ThinkMarkets expands more than 4000 ETFs and shares on its ThinkTrader platform as the demand for more trading instruments increase lately.

Now CFDs on ETFs have become one of the popular investment tools because they are considered cheaper than futures trading. CFDs allow traders to trade a basket of assets in a single transaction. This gives traders much better control over their exposure to margin risk. Therefore, ThinkMarkets is also expanding its service offering by including 2500 new CFDs on its ThinkTrader platform.

thinkmarkets

ThinkMarkets‎ is a multi-licensed online forex brokerage firm regulated by the UK Financial Conduct Authority (FCA) and the Australian Investment and Security Commission (ASIC).

In a press release, the Melbourne-based broker said it had significantly added to its line of derivatives to the liquid stocks traded on the NYSE and NASDAQ. Over 4000 listed stocks and ETFs are now accessible to ThinkMarkets clients.

"Our primary mission has always been to satisfy our clients and offer them a wide variety of choices when it comes to the assets they want to trade.

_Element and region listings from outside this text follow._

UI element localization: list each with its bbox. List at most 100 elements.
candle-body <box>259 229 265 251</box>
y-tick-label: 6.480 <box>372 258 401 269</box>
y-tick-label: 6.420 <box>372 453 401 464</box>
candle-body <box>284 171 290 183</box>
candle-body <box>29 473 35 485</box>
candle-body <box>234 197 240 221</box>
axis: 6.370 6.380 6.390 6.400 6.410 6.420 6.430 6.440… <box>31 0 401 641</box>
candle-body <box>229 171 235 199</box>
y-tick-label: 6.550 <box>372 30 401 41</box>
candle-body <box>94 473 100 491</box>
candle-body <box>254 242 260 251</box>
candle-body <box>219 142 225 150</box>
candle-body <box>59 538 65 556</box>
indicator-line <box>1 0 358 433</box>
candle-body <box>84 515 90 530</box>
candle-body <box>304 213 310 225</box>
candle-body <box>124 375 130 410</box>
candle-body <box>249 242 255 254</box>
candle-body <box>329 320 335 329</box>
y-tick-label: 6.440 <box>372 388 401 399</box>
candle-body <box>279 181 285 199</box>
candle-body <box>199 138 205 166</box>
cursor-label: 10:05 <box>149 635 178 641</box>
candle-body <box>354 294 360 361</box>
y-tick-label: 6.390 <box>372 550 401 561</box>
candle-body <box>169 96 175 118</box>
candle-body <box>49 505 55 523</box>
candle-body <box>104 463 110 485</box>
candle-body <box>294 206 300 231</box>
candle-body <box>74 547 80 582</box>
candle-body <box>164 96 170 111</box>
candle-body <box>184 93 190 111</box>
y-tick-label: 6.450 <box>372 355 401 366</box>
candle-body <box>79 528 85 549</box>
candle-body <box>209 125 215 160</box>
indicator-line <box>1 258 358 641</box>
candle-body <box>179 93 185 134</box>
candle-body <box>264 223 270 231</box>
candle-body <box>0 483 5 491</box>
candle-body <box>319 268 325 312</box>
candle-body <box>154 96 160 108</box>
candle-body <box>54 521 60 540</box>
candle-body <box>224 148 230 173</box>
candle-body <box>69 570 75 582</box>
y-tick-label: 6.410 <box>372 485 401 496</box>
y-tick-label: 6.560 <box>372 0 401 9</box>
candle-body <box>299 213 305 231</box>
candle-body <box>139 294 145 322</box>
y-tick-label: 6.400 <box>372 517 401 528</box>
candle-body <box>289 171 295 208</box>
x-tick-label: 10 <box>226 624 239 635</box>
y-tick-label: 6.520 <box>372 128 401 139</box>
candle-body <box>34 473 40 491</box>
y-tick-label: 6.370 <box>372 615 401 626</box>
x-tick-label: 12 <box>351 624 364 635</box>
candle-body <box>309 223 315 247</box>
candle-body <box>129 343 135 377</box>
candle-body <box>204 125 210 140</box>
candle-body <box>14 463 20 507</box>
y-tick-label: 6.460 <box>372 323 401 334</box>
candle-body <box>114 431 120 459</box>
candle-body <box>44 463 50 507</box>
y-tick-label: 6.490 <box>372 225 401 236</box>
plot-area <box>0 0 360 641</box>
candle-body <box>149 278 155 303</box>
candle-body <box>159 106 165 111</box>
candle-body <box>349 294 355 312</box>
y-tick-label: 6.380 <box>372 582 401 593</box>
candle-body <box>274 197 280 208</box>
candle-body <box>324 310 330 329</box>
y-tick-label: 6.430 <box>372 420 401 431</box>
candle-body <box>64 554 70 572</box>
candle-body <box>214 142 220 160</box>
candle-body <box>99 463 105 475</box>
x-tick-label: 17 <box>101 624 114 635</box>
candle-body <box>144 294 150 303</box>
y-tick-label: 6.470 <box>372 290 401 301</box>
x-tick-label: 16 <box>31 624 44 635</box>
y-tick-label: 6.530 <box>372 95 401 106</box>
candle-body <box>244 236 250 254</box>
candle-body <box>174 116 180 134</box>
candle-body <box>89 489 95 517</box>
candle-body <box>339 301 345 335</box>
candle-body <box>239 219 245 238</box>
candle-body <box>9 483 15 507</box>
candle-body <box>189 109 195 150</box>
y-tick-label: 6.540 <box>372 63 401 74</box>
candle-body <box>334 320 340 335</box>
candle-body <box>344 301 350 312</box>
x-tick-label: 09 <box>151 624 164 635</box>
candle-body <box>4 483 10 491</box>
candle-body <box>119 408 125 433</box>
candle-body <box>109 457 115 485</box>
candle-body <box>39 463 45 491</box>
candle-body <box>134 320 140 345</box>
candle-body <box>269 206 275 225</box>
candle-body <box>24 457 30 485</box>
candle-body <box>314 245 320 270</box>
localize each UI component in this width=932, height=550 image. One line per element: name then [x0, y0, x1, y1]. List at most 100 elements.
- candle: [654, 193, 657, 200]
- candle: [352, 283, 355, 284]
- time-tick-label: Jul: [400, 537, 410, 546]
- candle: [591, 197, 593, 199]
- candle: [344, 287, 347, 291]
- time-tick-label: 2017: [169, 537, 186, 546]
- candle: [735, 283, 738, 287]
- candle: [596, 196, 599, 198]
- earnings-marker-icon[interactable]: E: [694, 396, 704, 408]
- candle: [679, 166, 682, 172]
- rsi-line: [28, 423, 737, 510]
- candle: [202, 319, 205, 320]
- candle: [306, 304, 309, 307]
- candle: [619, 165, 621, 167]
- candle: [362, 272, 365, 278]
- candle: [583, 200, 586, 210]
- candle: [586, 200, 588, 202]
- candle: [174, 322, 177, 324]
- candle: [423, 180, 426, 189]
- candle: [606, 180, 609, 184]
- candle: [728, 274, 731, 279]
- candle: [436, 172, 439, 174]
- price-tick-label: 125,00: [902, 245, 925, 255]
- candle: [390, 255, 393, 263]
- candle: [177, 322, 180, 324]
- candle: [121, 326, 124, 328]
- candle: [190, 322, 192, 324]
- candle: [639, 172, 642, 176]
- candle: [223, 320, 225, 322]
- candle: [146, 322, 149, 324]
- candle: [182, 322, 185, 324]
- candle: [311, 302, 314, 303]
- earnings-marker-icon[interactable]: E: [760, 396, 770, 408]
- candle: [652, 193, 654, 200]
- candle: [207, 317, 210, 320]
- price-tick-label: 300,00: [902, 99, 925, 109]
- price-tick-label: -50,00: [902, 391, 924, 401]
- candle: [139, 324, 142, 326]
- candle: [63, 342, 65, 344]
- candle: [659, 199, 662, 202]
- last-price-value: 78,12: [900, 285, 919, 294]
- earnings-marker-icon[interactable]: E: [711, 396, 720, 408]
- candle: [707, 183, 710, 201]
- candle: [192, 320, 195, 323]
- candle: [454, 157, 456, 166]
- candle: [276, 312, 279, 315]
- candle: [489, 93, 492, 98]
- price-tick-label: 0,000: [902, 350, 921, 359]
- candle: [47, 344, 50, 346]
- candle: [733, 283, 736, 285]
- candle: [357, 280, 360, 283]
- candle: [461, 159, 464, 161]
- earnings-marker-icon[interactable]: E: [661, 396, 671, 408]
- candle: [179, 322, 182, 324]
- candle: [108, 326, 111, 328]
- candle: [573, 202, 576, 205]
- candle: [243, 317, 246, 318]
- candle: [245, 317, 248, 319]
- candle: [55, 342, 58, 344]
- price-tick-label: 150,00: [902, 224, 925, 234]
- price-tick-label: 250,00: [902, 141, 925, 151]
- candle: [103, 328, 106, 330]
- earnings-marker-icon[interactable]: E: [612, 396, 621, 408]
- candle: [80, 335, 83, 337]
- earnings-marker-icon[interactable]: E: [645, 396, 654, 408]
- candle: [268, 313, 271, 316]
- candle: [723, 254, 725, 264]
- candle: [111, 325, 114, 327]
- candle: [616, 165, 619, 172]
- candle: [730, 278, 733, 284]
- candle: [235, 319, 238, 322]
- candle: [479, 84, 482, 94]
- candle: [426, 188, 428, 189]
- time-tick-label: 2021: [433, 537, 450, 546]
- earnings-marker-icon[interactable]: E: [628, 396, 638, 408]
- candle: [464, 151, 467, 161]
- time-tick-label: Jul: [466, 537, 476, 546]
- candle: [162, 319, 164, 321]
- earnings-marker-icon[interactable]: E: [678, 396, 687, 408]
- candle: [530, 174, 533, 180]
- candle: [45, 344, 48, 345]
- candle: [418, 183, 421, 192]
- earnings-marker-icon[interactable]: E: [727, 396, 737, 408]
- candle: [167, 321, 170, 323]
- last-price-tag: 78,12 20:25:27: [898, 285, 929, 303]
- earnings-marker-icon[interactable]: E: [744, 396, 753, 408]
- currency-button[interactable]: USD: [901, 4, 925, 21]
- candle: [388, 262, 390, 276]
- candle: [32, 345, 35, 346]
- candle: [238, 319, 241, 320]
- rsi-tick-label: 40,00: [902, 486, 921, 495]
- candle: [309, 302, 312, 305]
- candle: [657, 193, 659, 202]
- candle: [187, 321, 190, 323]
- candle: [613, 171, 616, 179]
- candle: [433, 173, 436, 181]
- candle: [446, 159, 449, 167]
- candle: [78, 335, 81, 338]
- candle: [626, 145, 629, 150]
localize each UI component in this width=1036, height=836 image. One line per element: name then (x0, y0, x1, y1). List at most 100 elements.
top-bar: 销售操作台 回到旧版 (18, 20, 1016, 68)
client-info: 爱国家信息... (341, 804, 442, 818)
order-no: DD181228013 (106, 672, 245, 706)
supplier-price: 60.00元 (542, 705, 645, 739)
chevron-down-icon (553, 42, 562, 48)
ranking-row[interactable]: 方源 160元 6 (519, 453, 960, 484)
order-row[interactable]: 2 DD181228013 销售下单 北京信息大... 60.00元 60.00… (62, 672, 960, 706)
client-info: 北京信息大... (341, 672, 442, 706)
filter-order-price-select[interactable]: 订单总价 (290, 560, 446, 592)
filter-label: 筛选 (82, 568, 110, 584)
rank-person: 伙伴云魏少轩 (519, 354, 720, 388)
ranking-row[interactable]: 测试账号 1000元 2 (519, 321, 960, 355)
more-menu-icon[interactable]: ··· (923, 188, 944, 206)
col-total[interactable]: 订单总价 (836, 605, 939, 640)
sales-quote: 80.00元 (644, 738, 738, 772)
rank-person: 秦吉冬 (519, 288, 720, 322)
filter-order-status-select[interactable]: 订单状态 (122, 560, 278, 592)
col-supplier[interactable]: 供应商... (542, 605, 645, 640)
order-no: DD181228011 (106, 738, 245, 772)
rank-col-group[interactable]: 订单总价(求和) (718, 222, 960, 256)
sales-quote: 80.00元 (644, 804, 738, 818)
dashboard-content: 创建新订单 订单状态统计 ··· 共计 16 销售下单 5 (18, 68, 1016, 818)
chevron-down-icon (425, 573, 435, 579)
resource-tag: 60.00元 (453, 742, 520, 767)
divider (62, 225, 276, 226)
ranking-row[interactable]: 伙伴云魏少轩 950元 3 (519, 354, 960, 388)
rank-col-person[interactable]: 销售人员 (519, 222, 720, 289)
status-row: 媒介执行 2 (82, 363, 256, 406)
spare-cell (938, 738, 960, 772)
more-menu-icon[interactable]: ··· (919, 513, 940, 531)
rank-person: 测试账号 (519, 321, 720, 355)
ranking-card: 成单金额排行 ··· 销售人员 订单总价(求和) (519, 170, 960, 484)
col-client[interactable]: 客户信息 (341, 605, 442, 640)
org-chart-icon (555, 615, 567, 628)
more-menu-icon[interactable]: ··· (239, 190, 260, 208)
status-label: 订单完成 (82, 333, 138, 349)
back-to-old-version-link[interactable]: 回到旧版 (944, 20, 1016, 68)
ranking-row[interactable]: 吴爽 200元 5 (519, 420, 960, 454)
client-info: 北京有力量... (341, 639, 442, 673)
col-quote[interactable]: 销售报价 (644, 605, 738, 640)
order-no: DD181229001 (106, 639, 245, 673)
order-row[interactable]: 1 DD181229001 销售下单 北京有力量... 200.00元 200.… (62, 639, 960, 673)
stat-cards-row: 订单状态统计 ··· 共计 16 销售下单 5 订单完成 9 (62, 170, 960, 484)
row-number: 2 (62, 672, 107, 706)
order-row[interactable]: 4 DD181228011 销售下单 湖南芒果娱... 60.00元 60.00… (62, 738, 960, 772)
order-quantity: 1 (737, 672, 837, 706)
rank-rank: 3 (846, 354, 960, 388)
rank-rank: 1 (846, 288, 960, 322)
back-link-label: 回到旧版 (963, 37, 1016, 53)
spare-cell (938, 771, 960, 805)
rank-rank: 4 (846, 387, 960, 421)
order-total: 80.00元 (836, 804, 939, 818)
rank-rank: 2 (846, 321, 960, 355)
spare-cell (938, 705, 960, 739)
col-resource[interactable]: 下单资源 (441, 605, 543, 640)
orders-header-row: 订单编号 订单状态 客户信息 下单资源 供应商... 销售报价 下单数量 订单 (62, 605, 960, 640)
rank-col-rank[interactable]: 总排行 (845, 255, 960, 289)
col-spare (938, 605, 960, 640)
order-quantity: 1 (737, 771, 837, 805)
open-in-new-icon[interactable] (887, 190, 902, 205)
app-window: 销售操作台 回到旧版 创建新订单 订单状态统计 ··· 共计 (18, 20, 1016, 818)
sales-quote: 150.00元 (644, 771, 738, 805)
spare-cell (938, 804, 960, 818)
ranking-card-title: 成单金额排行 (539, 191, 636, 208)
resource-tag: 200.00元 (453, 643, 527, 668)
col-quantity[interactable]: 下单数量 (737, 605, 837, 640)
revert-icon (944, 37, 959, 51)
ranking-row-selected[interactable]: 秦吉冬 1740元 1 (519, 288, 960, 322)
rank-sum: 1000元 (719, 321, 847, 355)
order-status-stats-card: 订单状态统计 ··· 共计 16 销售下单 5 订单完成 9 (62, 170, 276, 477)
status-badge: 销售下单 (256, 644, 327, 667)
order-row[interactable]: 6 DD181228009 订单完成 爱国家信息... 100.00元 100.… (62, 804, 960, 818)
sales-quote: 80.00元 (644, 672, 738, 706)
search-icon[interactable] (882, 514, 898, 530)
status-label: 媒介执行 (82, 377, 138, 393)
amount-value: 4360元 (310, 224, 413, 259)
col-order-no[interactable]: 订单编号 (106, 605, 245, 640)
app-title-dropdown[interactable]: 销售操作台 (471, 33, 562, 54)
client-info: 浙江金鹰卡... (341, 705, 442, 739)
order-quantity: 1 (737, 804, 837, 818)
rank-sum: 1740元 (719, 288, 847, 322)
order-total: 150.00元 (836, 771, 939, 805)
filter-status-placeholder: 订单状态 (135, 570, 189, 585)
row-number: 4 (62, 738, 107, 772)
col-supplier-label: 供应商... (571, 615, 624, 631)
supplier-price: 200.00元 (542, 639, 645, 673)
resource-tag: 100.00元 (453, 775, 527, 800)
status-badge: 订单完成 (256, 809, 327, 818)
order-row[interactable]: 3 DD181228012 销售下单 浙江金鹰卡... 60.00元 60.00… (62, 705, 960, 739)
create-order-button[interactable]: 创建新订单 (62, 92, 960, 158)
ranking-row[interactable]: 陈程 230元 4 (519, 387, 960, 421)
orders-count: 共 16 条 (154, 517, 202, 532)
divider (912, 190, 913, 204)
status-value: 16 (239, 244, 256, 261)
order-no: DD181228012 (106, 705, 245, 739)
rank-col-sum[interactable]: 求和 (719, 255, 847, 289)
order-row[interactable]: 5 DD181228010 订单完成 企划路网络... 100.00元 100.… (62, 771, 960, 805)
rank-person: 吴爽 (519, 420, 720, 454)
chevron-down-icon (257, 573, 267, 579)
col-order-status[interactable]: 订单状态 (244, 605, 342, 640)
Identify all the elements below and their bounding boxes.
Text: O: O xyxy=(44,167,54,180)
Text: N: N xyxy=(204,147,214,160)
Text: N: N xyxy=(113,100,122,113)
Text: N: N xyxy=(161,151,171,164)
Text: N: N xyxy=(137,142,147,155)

Moreover, we’ve strived to stay ahead and maintain a best-in-class offering which is constantly updated with more instruments that clients can choose from," the company said.

ThinkMarkets' goal of expanding its product line is closely related to meeting the client's need for exposure to regulated markets. The inclusion of new EFT CFDs not only helps expand clients' trading capabilities but also attracts more new traders who are looking for a wider range of trading options to diversify their portfolios. Not only ThinkMarkets, but many brokers have also added more assets in recent years with clients interested in actively trading new instruments.